Dairy farmers shutting up shop over unviable market conditions

An advocacy group for dairy farmers is calling on the federal government to consider reintroducing an 11 cent a litre levy on the retail price of milk, saying it could save the industry in Australia.

Dairy Connect CEO Shaughn Morgan said that many dairy farmers cannot continue in the current conditions with low farm gate, high fodder prices, increasing energy costs and “unfair milk supply agreements”.

“Farmer families are exiting dairying because, in current terms, the sector is not delivering a viable economic framework for their farming enterprises,” Morgan said.

Morgan said dairy farmers are at risk of being locked into low milk price agreements for up to five years because of delays in introducing a federal Mandatory Dairy Code of Conduct recommended by the ACCC, which is scheduled for introduction in mid-2020.

An 11 cent milk levy was introduced when the dairy industry was deregulated 20 years ago, but expired after eight years.

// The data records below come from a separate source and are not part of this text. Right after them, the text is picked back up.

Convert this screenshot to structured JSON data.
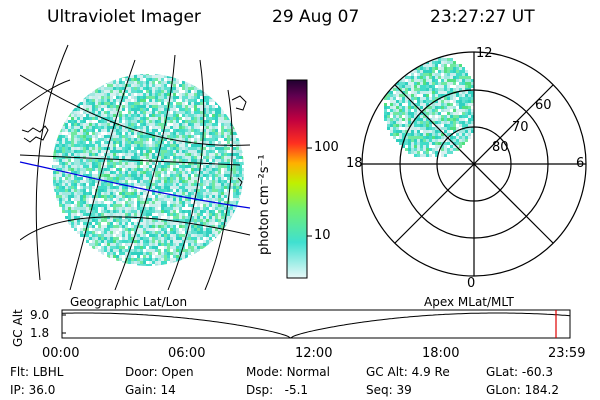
{
  "header": {
    "instrument": "Ultraviolet Imager",
    "date": "29 Aug 07",
    "time": "23:27:27 UT"
  },
  "colorbar": {
    "unit_label": "photon cm⁻²s⁻¹",
    "ticks": [
      "100",
      "10"
    ],
    "colors": [
      "#e0f4f4",
      "#40e0d0",
      "#80ff40",
      "#f0e000",
      "#ff8000",
      "#ff2020",
      "#b00030",
      "#300040"
    ]
  },
  "geo_panel": {
    "label": "Geographic Lat/Lon"
  },
  "polar_panel": {
    "label": "Apex MLat/MLT",
    "mlt_labels": {
      "top": "12",
      "left": "18",
      "right": "6",
      "bottom": "0"
    },
    "lat_labels": [
      "60",
      "70",
      "80"
    ]
  },
  "altitude_plot": {
    "ylabel": "GC Alt",
    "yticks": [
      "9.0",
      "1.8"
    ],
    "xticks": [
      "00:00",
      "06:00",
      "12:00",
      "18:00",
      "23:59"
    ],
    "marker_color": "#e00000"
  },
  "info": {
    "row1": [
      {
        "key": "Flt:",
        "value": "LBHL"
      },
      {
        "key": "Door:",
        "value": "Open"
      },
      {
        "key": "Mode:",
        "value": "Normal"
      },
      {
        "key": "GC Alt:",
        "value": "4.9 Re"
      },
      {
        "key": "GLat:",
        "value": "-60.3"
      }
    ],
    "row2": [
      {
        "key": "IP:",
        "value": "36.0"
      },
      {
        "key": "Gain:",
        "value": "14"
      },
      {
        "key": "Dsp:",
        "value": "-5.1"
      },
      {
        "key": "Seq:",
        "value": "39"
      },
      {
        "key": "GLon:",
        "value": "184.2"
      }
    ]
  }
}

Former ACCC chairman Professor Allan Fels, who oversaw deregulation of the sector, said dairy farmers need a fair return to ensure sustainability of the industry.

“To my mind, the levy was an adequate solution for that period following the deregulation of the dairy sector and it expired at a time when the industry had adjusted to the new way of operating,” Fels told the Weekly Times.

“Obviously, times change and sometimes this form of assistance can be re-
examined, particularly in light of the difficulties faced by farmers.”

Dairy Australia has indicated that Australian milk production, for the 2019/2020 season, continues to decline with production down 8.4 per cent on the same time last year.